In a recent article in these pages, a writer rewarded Pakistani academia with a collective F for its members’ supposed lack of participation in an important education debate: that on the...
In a recent article in these pages, a writer rewarded Pakistani academia with a collective F for its members’ supposed lack of participation in an important education debate: that on the recently launched Single National Curriculum.
This article isn’t about the SNC, though. It is a humble attempt by one of those failed academics to help both the writer and readers gain better context to what exactly academia might have been so preoccupied with since March 2020.
Let’s start with the trivial matter of Covid-19, which naturally pales in comparison to the SNC if Twitter is the singular metric by which one measures the health of Pakistan’s discourse or policy response. By nightfall of the 13th of March 2020, the first sector in the country to have visibly and clearly come under lockdown pressure was – no, not health – education. Schools and universities were overnight instructed to completely close campuses/premises and switch to some form of remote instruction and learning.
With alarming digital divides, and chaotic confusion around the epidemiology of the disease, the first order of business for academics around the country was to complete ongoing coursework digitally. Next was to plan for a potential couple of more semesters of closure. In addition to teaching responsibilities, university professors and lecturers faced critical decisions around how to transition all non-teaching roles online. I was one of the lucky: my university already had a digital Learning Management System set up. I know folks who taught an entire semester over WhatsApp.
Our challenge could have included literally anything: internet connectivity; the best low-tech platform to reach students in remote parts of Pakistan; execute a conference online; launch a research centre in the middle of a pandemic; secure research funding when economies were in freefall; conduct a full admissions cycle online; build (maybe) some kind of relationship with 1000s of students online; advise the NCOC on what universities needed; counsel students academically and emotionally; recreate creative chit chat with colleagues.
But what else did we do?
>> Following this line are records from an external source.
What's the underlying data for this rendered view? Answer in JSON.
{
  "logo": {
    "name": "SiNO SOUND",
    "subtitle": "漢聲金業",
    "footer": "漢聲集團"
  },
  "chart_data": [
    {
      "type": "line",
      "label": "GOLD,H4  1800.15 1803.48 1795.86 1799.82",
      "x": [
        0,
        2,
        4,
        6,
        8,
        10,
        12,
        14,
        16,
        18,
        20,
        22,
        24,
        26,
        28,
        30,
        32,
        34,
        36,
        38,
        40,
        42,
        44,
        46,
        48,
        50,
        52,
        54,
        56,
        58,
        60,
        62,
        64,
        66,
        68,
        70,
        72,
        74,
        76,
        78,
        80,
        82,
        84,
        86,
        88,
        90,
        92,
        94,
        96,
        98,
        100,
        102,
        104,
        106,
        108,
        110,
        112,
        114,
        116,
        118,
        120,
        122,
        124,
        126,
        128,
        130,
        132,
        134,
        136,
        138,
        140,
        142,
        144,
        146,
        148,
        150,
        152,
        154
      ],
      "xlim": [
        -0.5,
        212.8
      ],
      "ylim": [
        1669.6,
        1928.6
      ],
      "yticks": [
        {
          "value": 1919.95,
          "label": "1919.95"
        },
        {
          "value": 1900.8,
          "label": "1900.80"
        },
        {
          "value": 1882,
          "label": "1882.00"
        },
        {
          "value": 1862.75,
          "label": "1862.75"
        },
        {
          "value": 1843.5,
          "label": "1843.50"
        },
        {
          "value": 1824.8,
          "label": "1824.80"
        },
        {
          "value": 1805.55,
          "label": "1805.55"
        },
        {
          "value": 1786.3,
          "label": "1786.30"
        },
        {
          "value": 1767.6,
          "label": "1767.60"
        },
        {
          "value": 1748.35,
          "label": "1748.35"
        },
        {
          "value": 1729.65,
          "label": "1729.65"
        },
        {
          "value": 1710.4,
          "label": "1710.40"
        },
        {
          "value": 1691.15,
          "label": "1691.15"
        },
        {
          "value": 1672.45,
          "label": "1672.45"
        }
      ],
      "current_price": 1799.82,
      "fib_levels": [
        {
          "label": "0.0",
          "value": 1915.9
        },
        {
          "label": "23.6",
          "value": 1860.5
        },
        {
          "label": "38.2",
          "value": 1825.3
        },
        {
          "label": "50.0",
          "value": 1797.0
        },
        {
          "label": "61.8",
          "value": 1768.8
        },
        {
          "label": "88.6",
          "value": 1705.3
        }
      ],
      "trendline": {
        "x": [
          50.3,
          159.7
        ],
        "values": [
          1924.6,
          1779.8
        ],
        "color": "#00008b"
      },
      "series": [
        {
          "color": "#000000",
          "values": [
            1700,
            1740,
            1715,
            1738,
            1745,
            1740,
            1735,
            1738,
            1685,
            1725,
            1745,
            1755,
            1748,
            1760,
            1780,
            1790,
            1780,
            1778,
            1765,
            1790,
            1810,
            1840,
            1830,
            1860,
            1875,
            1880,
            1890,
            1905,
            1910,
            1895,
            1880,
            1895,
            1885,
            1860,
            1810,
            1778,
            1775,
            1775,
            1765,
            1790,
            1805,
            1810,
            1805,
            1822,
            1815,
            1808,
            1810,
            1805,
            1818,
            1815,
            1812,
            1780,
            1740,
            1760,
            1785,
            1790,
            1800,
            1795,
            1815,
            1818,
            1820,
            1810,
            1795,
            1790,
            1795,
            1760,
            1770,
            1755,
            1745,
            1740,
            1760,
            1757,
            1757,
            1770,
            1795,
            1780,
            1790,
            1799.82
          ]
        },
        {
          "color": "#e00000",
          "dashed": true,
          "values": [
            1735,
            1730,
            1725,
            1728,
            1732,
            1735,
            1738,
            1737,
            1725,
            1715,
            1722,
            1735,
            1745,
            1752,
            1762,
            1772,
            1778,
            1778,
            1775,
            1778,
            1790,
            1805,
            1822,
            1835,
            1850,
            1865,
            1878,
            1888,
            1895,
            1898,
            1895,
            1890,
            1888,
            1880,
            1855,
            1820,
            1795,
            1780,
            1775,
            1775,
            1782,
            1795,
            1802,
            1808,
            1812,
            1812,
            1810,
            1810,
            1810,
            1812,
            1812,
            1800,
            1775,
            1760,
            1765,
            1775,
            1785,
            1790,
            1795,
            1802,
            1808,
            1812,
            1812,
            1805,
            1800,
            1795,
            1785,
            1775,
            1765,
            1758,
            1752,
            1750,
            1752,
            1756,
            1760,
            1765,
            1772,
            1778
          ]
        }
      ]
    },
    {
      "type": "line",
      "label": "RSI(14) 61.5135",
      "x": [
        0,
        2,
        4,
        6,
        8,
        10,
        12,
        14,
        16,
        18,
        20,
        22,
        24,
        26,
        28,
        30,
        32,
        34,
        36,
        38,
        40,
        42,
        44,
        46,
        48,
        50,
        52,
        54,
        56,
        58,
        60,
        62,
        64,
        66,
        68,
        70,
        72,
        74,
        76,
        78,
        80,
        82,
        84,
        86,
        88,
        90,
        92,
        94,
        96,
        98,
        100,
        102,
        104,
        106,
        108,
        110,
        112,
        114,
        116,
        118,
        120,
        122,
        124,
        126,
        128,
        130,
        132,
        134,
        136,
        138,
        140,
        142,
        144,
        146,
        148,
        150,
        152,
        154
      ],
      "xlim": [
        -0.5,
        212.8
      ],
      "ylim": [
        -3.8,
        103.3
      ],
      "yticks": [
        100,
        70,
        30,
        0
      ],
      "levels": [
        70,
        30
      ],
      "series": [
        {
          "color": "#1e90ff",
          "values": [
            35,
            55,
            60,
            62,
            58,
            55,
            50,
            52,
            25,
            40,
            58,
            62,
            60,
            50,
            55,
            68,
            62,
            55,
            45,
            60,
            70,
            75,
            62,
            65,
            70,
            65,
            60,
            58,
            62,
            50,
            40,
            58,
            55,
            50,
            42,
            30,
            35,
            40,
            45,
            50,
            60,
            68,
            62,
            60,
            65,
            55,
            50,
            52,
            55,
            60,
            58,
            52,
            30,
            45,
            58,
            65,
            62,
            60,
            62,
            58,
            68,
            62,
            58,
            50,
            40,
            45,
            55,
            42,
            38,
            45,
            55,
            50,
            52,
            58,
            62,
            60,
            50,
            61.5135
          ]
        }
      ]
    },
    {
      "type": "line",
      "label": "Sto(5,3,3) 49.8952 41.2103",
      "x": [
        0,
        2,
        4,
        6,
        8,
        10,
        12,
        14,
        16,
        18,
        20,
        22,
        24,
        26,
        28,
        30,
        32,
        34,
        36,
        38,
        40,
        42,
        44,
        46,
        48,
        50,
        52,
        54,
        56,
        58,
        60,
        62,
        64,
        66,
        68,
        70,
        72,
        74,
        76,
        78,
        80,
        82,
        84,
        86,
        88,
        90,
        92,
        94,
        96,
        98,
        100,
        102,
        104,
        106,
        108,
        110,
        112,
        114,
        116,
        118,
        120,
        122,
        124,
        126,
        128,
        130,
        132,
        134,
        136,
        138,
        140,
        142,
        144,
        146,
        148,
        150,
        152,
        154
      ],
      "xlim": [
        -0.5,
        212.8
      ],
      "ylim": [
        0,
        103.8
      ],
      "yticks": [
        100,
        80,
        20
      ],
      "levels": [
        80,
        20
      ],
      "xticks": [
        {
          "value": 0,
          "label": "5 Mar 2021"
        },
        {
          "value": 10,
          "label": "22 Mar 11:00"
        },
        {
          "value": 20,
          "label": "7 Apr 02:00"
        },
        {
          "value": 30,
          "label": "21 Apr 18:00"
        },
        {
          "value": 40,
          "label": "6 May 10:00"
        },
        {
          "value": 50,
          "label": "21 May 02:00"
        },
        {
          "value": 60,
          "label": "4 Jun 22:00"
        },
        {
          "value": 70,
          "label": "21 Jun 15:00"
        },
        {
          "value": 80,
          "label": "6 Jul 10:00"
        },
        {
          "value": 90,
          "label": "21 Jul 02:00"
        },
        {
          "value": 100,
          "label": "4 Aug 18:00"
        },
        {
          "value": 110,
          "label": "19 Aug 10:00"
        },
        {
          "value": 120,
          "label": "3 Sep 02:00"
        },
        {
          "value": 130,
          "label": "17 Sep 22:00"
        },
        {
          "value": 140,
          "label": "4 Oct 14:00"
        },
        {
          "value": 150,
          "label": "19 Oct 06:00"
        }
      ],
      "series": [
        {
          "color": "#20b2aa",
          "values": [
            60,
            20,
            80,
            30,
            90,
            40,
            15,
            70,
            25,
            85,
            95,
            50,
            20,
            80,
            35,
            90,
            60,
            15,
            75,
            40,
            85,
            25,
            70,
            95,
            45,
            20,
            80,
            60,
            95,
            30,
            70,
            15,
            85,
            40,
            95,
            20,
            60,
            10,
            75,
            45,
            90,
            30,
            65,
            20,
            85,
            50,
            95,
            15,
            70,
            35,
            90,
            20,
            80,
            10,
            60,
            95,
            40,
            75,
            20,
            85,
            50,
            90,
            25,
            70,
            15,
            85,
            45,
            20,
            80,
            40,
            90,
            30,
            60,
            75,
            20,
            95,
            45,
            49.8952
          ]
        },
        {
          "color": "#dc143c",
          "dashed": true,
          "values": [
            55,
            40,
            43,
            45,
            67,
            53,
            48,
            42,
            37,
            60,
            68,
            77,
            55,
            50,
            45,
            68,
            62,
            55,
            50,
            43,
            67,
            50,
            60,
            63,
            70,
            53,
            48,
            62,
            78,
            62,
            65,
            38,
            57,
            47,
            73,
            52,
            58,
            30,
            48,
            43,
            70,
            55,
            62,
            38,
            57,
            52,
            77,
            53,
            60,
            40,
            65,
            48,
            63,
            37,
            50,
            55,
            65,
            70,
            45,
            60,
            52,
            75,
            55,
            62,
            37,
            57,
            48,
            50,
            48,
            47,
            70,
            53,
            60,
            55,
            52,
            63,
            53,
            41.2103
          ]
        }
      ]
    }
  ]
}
Faisal Bari wrote actively and critically – since October 2019 – about the cautions and concerns of the SNC. In a LUMS Live session in August 2020 on the SNC, he sat alongside two other members of the academic community – one was me. I may not be a well-known face of the SNC – which is a personal choice – but I have remained a regular member of our country’s curriculum council. I have provided research-driven analysis and thinking to different levels of the federal ministry’s representatives as and whenever possible, knowing such advice may not always be accommodatable.
One of our academic colleagues is now the director of the National Curriculum. This is the first time since the 1970s that an education policy post at the national level is returning to an individual of technical, academic background. Incidentally, the academic in question was the feature of a number of public debates on the SNC, often in a (healthy) contest with other professors from other public and private universities in Pakistan. Some of these other professors wrote repeatedly for national dailies, whether op-eds or as specialised features.
Whether trained in Physics (Pervez Hoodbhoy), or of a social sciences orientation – linguistic history (Tariq Rahman); sociology (Anjum Altaf); gender studies (Rubina Saigol) – Pakistani academics consistently returned to the question of the SNC through the use of multiple manifestations of voice.
But one of the most curious aspects to the entire SNC process began with the slightly underwhelming ad posted in a newspaper in 2019. Inviting universities with education faculties to submit technical proposals to advise the federal ministry on teacher education and assessment frameworks in line with the principles of the SNC, this tender signalled something important: the willingness to build scholarship into its rightful place – feedback to policymakers on (in)effective decisions for education.
The bid ultimately was awarded to the Aga Khan University’s Institute for Educational Development, where professors like Fareed Panjwani wrote back lengthy pages of insight to curriculum sub-committees for incorporation into curriculum design. This, in addition to the efforts of other researchers, instructors, and programme members from AKU in Pakistan, who provided more specific advice on teacher training and exam reform to the federal government’s curricular exercise.
Whether because we are a society in habit of disregarding the efforts of its teachers (school and university); or because academics tend to quietly go about their work; because Covid-19 really did shake up the foundations of contemporary education service delivery – whatever the reasons may be, universities and their professors seemingly failed all of this country’s students. I just wanted to put some of that record straight.
The writer is assistant professor at the School of Education, LUMS.